15) We do an all-AMPs RETRIEVE step from Spool 3 (Last Use) by way of
an all-rows scan into Spool 28 (all_amps), which is duplicated on
all AMPs. The size of Spool 28 is estimated with high confidence
to be 175 rows (2,975 bytes). The estimated time for this step is
0.01 seconds.
16) We do an all-AMPs JOIN step from Spool 28 (Last Use) by way of an
all-rows scan, which is joined to Spool 4 (Last Use) by way of an
all-rows scan. Spool 28 and Spool 4 are joined using a product
join, with a join condition of ("(1=1)"). The result goes into
Spool 27 (all_amps), which is built locally on the AMPs. The size
of Spool 27 is estimated with no confidence to be 54 rows (1,998
bytes). The estimated time for this step is 0.01 seconds.
17) We do an all-AMPs STAT FUNCTION step from Spool 27 (Last Use) by
way of an all-rows scan into Spool 31 (Last Use), which is assumed
to be redistributed by value to all AMPs. The result rows are put
into Spool 26 (group_amps), which is built locally on the AMPs.
The size is estimated with no confidence to be 54 rows (5,454
bytes).
18) Finally, we send out an END TRANSACTION step to all AMPs involved
in processing the request.
-> The contents of Spool 26 are sent back to the user as the result
of statement 1.

Thanks.
Enthusiast

Re: code check

For step-level information, the step number corresponds to the step number in the explain plan. Take a look at the DBQLExplainTbl to see the explain plan as it was generated at execution time and compare the steps there to what's in StepInfoTbl. You can look at start/end time, CPU, IO, etc.
l_k
Enthusiast

Re: code check

Hi,

The cross join step is taking 47 seconds..
SELECT COALESCE(MAX(Ranked_Id),1) AS Max_Key
FROM DP_TEDW.B0513_MAP

Explain plan:
Explanation
1) First, we lock DP_TEDW.B0500_KEY_EVENT in view
DP_VEDW.V0500_KEY_EVENT for access.
2) Next, we do an all-AMPs SUM step to aggregate from
DP_TEDW.B0500_KEY_EVENT in view DP_VEDW.V0500_KEY_EVENT by way of
an all-rows scan with no residual conditions. Aggregate
Intermediate Results are computed globally, then placed in Spool 3.
The input table will not be cached in memory, but it is eligible
for synchronized scanning. The size of Spool 3 is estimated with
high confidence to be 1 row (23 bytes). The estimated time for
this step is 47.27 seconds.
3) We do an all-AMPs RETRIEVE step from Spool 3 (Last Use) by way of
an all-rows scan into Spool 1 (group_amps), which is built locally
on the AMPs. The size of Spool 1 is estimated with high
confidence to be 1 row (29 bytes). The estimated time for this
step is 0.00 seconds.
4) Finally, we send out an END TRANSACTION step to all AMPs involved
in processing the request.
-> The contents of Spool 1 are sent back to the user as the result of
statement 1. The total estimated time is 47.28 seconds.

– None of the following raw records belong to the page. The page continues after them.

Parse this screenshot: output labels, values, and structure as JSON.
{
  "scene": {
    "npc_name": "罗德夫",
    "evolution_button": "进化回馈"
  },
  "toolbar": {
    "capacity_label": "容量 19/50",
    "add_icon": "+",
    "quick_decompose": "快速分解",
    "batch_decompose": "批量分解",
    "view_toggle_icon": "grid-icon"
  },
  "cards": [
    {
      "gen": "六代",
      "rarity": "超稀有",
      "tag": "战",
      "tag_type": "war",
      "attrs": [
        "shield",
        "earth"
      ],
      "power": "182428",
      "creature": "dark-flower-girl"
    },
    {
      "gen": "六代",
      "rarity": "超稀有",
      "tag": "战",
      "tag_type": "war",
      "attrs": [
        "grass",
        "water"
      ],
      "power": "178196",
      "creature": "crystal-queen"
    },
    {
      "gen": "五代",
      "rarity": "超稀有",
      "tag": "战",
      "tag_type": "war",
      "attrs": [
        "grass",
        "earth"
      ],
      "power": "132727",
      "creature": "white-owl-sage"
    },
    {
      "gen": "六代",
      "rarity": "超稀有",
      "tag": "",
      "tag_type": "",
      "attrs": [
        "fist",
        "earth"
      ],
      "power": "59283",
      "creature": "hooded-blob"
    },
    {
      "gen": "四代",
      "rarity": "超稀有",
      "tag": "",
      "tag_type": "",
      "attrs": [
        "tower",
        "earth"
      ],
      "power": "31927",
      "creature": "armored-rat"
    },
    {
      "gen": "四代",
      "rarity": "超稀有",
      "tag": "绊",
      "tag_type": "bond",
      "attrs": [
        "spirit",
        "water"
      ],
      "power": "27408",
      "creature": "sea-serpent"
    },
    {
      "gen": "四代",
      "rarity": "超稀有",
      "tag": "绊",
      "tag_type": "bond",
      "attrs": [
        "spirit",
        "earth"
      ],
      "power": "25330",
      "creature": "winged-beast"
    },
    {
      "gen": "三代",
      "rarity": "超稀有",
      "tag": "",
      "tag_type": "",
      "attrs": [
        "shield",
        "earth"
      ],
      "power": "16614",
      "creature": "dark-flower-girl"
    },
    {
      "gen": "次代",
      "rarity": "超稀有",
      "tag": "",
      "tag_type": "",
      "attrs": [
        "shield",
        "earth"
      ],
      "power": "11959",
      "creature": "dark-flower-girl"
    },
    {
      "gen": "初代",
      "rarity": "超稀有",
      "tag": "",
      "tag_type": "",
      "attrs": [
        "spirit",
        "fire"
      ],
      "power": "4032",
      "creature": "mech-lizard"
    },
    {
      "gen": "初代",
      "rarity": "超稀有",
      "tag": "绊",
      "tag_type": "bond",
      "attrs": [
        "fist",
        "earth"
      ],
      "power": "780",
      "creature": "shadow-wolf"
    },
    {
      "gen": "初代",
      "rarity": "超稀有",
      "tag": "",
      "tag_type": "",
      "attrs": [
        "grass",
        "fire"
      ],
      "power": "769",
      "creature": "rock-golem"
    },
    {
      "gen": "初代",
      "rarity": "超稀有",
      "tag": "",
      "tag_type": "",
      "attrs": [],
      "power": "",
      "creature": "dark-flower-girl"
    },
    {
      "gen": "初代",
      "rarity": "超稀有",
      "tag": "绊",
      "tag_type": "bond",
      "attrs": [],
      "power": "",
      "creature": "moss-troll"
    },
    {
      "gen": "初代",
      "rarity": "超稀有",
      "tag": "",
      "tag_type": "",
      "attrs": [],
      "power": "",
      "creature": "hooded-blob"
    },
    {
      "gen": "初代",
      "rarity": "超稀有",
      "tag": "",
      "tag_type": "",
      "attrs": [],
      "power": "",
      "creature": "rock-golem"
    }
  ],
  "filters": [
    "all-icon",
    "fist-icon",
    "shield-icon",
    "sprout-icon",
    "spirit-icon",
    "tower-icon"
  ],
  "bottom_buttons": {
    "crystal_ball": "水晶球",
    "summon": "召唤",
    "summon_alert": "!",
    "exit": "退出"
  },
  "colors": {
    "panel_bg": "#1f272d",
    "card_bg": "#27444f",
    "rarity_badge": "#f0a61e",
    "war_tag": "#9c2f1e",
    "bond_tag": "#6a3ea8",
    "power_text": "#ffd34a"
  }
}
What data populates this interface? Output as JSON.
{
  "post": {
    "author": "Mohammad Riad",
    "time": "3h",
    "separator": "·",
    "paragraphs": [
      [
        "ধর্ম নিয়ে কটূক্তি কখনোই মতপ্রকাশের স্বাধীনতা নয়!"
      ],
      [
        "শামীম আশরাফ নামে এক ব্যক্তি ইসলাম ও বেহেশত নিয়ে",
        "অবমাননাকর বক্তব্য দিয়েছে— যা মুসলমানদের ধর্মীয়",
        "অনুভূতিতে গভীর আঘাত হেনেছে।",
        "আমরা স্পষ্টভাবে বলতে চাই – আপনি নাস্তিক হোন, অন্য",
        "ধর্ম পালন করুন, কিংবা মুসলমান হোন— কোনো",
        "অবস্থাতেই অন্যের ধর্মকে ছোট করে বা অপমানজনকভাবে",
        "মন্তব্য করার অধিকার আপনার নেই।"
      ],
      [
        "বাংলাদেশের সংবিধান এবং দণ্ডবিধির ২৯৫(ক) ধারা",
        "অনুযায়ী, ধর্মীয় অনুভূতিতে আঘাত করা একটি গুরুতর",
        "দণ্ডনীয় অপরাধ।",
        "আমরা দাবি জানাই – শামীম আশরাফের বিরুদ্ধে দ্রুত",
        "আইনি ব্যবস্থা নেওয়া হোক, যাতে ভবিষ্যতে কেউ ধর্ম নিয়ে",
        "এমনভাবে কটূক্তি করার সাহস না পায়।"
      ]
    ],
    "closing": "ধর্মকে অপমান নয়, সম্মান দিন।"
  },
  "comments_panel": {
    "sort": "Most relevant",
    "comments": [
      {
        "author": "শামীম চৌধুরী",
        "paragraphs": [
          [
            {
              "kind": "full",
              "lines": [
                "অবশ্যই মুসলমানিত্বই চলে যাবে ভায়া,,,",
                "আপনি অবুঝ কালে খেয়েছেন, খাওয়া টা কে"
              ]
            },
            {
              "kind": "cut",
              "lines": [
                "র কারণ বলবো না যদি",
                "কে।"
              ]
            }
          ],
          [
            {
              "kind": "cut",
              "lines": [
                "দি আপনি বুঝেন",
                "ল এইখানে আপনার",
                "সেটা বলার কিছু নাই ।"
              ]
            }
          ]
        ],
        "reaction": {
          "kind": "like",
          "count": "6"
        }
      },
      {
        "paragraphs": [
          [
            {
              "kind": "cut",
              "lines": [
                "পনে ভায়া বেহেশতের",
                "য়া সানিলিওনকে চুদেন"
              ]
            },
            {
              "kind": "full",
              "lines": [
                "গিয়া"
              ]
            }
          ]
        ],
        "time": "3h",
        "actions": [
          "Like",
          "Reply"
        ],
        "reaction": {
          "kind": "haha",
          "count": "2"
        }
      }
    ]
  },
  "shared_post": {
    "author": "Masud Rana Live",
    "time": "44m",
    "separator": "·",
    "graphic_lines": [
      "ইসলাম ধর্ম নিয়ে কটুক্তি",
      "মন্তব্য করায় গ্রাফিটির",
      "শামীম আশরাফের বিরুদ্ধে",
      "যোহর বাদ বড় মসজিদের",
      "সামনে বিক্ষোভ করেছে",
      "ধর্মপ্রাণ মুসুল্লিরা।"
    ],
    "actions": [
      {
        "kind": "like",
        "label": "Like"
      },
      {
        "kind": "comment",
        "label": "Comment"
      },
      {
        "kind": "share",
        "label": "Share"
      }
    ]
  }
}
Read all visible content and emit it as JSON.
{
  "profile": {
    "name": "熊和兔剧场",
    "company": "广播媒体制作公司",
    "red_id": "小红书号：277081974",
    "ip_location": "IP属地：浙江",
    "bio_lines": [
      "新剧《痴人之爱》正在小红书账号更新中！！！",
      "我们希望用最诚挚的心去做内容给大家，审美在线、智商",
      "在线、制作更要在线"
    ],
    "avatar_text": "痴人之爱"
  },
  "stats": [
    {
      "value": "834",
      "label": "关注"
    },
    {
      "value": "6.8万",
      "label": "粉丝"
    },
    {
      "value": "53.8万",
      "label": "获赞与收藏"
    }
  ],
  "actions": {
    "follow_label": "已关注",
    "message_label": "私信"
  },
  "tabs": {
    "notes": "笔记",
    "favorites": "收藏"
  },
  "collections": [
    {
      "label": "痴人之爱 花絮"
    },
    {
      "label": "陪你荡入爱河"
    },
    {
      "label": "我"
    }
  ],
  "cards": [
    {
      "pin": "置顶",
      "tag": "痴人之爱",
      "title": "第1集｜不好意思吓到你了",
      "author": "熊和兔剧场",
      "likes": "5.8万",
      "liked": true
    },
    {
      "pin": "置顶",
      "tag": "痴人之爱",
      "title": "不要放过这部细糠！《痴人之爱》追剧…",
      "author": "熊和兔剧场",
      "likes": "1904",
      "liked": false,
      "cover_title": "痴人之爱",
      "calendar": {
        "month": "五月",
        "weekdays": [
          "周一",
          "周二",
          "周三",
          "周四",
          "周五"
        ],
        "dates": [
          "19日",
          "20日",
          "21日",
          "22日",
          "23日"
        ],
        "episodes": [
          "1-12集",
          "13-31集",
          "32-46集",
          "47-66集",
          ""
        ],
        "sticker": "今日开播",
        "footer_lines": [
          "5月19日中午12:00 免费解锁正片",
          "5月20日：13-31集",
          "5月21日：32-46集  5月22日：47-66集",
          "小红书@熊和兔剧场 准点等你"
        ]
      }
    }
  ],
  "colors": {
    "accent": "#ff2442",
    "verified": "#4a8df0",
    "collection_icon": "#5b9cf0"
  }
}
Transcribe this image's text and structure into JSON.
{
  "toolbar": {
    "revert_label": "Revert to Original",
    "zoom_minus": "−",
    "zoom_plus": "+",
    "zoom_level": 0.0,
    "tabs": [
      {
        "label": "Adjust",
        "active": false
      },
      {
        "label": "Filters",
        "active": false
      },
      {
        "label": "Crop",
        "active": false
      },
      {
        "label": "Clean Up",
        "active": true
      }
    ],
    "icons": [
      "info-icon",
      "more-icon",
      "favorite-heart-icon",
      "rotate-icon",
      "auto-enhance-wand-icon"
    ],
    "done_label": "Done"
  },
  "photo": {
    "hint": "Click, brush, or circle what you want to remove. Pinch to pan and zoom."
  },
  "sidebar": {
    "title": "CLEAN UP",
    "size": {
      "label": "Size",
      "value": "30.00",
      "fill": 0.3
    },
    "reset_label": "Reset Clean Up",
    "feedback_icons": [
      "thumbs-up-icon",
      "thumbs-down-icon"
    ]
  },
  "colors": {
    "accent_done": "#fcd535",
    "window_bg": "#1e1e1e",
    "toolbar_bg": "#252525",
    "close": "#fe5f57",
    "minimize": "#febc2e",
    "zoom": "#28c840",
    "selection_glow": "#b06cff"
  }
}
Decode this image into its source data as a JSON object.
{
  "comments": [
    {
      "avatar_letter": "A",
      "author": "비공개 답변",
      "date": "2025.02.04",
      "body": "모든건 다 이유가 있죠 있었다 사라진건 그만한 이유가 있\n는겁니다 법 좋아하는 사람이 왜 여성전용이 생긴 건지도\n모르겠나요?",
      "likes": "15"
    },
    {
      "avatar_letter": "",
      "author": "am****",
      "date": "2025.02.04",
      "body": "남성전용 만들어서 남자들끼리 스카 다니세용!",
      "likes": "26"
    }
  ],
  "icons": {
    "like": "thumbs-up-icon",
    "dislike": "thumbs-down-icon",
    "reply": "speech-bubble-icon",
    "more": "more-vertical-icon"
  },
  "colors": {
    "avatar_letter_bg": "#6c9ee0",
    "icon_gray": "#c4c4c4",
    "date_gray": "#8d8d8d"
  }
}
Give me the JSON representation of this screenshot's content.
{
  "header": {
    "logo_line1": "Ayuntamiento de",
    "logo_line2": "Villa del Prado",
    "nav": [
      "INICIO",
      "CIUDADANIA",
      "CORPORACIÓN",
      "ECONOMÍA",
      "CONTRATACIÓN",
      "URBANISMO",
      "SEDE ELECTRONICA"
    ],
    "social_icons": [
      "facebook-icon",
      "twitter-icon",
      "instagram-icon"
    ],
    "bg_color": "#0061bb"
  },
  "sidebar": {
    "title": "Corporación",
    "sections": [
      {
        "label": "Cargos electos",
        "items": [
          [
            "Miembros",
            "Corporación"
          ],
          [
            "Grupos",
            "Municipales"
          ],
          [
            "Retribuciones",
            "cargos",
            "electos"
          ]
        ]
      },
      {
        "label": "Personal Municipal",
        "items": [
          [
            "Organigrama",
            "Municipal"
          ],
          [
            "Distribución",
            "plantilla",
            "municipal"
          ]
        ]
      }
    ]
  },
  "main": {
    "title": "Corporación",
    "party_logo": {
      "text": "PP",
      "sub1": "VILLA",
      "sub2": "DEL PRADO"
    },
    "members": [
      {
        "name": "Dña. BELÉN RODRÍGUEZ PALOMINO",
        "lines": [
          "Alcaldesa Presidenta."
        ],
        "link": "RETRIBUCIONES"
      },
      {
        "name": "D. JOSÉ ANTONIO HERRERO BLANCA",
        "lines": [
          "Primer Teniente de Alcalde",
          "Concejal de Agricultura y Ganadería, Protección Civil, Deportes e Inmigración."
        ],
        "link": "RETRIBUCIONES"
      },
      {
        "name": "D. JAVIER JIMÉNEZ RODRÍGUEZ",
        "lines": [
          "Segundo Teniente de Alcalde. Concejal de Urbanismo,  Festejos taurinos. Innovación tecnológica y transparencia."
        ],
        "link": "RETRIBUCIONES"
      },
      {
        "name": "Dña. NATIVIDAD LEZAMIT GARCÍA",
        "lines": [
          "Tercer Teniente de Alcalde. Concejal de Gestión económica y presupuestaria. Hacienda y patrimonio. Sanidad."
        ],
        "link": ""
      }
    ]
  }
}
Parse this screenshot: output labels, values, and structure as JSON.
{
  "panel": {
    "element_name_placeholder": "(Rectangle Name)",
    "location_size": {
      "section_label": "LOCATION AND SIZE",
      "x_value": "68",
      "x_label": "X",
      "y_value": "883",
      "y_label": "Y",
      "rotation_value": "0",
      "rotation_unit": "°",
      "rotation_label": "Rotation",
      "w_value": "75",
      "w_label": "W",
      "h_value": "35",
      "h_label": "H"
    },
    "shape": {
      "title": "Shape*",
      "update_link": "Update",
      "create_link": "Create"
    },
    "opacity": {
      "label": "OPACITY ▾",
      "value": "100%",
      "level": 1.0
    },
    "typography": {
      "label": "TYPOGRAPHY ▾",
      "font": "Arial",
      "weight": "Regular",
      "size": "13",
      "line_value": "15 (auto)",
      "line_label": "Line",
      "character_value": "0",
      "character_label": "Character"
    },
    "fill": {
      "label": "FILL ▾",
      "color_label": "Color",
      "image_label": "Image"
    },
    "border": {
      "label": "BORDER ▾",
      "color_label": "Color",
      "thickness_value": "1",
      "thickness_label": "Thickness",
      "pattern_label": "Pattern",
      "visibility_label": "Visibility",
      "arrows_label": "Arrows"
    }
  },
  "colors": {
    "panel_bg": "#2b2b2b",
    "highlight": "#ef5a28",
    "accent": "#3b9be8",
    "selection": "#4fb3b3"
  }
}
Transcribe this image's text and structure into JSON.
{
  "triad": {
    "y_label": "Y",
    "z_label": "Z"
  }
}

The table DP_TEDW.B0513_MAP having 200 GB of data..is there any option to find out the max(ranked_id) in a faster way? (Ranked_id is not an index column and also not compressed)

Suggestions would be appreciated.
Enthusiast

Re: code check

well i m not sure if there si a faster way to find out the max,other than using max function,but as suggested above try replacing disitinct with group by and remove trim clauses in the where clauses,as I suppose it doesnt make use of stats present,see if it reduces the estimated time in explain plan...
Enthusiast

Re: code check

Adding compression to your table would certainly reduce the time for a full table scan. Alternatively, you could look at placing a secondary index on Ranked_ID, but you'll need to verify that it helps by looking for it in the explain plan. Ideally, you'd get the optimizer to scan the index not the table. Depending on how ETL interacts with this table, a Single-table Join Index with that column only could also reduce the scan time.

Again, with all of these indexing options you'll want to look at your explain plan before and after to make sure the optimizer is using them. If not, drop them because then you're getting all of the overhead with none of the benefit.